LaneDiffusion: Improving Centerline Graph Learning via Prior Injected BEV Feature Generation

TL;DR

LaneDiffusion tackles the challenge of centerline graph learning under occlusion and ambiguity by introducing a diffusion-based paradigm that generates lane priors at the BEV feature level. The method relies on two modular components: LPIM, which injects high-precision lane priors into BEV features to create diffusion targets, and LPDM, which models these prior-injected BEV features with a conditioned diffusion process and refines the result before decoding into vectorized centerlines and topology. With staged optimization, the approach achieves state-of-the-art performance on nuScenes and Argoverse2 across both fine-grained point-level and segment-level metrics, demonstrating the effectiveness of diffusion for probabilistic lane reasoning. The work offers a flexible, integrable add-on for BEV-based architectures and highlights the potential of generative models to handle centerline topology in autonomous driving, with future work aimed at real-time efficiency and lighter-weight deployment.

Abstract

Centerline graphs, crucial for path planning in autonomous driving, are traditionally learned using deterministic methods.

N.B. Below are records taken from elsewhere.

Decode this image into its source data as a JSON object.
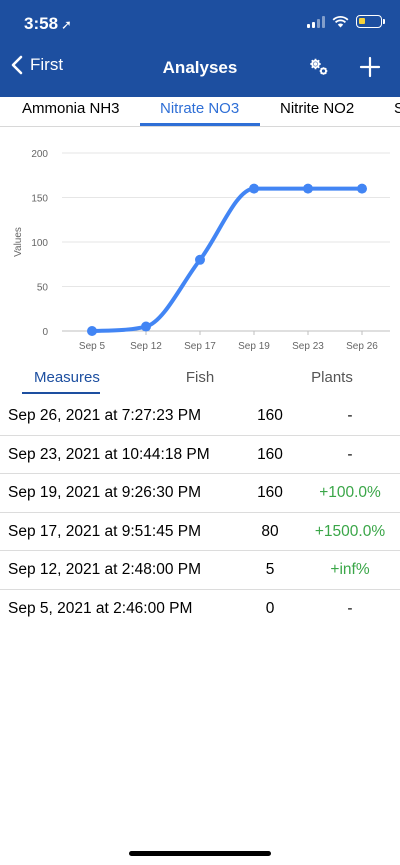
{
  "status_bar": {
    "time": "3:58",
    "location_arrow": "location-arrow-icon"
  },
  "nav": {
    "back_label": "First",
    "title": "Analyses",
    "icons": [
      "chevron-left-icon",
      "gear-icon",
      "plus-icon"
    ]
  },
  "tabs": [
    {
      "label": "Ammonia NH3",
      "active": false
    },
    {
      "label": "Nitrate NO3",
      "active": true
    },
    {
      "label": "Nitrite NO2",
      "active": false
    },
    {
      "label": "S",
      "active": false
    }
  ],
  "chart_data": {
    "type": "line",
    "title": "",
    "xlabel": "",
    "ylabel": "Values",
    "categories": [
      "Sep 5",
      "Sep 12",
      "Sep 17",
      "Sep 19",
      "Sep 23",
      "Sep 26"
    ],
    "series": [
      {
        "values": [
          0,
          5,
          80,
          160,
          160,
          160
        ]
      }
    ],
    "ylim": [
      0,
      200
    ],
    "yticks": [
      0,
      50,
      100,
      150,
      200
    ],
    "grid": true,
    "color": "#4285f4"
  },
  "subtabs": [
    {
      "label": "Measures",
      "active": true
    },
    {
      "label": "Fish",
      "active": false
    },
    {
      "label": "Plants",
      "active": false
    }
  ],
  "measures": [
    {
      "date": "Sep 26, 2021 at 7:27:23 PM",
      "value": "160",
      "change": "-",
      "positive": false
    },
    {
      "date": "Sep 23, 2021 at 10:44:18 PM",
      "value": "160",
      "change": "-",
      "positive": false
    },
    {
      "date": "Sep 19, 2021 at 9:26:30 PM",
      "value": "160",
      "change": "+100.0%",
      "positive": true
    },
    {
      "date": "Sep 17, 2021 at 9:51:45 PM",
      "value": "80",
      "change": "+1500.0%",
      "positive": true
    },
    {
      "date": "Sep 12, 2021 at 2:48:00 PM",
      "value": "5",
      "change": "+inf%",
      "positive": true
    },
    {
      "date": "Sep 5, 2021 at 2:46:00 PM",
      "value": "0",
      "change": "-",
      "positive": false
    }
  ],
  "colors": {
    "header": "#1d4fa0",
    "accent": "#2f6fd6",
    "positive": "#3aa648"
  }
}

However, these methods often lack spatial reasoning and struggle with occluded or invisible centerlines. Generative approaches, despite their potential, remain underexplored in this domain. We introduce LaneDiffusion, a novel generative paradigm for centerline graph learning. LaneDiffusion innovatively employs diffusion models to generate lane centerline priors at the Bird's Eye View (BEV) feature level, instead of directly predicting vectorized centerlines. Our method integrates a Lane Prior Injection Module (LPIM) and a Lane Prior Diffusion Module (LPDM) to effectively construct diffusion targets and manage the diffusion process. Furthermore, vectorized centerlines and topologies are then decoded from these prior-injected BEV features. Extensive evaluations on the nuScenes and Argoverse2 datasets demonstrate that LaneDiffusion significantly outperforms existing methods, achieving improvements of 4.2%, 4.6%, 4.7%, 6.4% and 1.8% on fine-grained point-level metrics (GEO F1, TOPO F1, JTOPO F1, APLS and SDA) and 2.3%, 6.4%, 6.8% and 2.1% on segment-level metrics (IoU, mAP_cf, DET_l and TOP_ll). These results establish state-of-the-art performance in centerline graph learning, offering new insights into generative models for this task.

Paper Structure

This paper contains 28 sections, 13 equations, 3 figures, 5 tables, 2 algorithms.

Figures (3)

  • Figure 1: The Motivation. This illustration presents two challenging cases where the state-of-the-art deterministic approach, CGNet, encounters difficulties in handling occlusions or ambiguous visual cues. Our generative framework LaneDiffusion offers a supplementary solution that specifically mitigates these challenges through probabilistic modeling.
  • Figure 2: The overall framework of LaneDiffusion. LaneDiffusion comprises two key components: (i) a Lane Prior Injection Module (LPIM), which injects lane priors into BEV features to construct the diffusion target, and (ii) a Lane Prior Diffusion Module (LPDM), which models the prior-injected BEV feature via a diffusion process conditioned on the original feature. The modular design of LaneDiffusion makes it a flexible add-on for BEV feature-based architectures.
  • Figure 3: Qualitative comparisons under different weather and lighting conditions on nuScenes.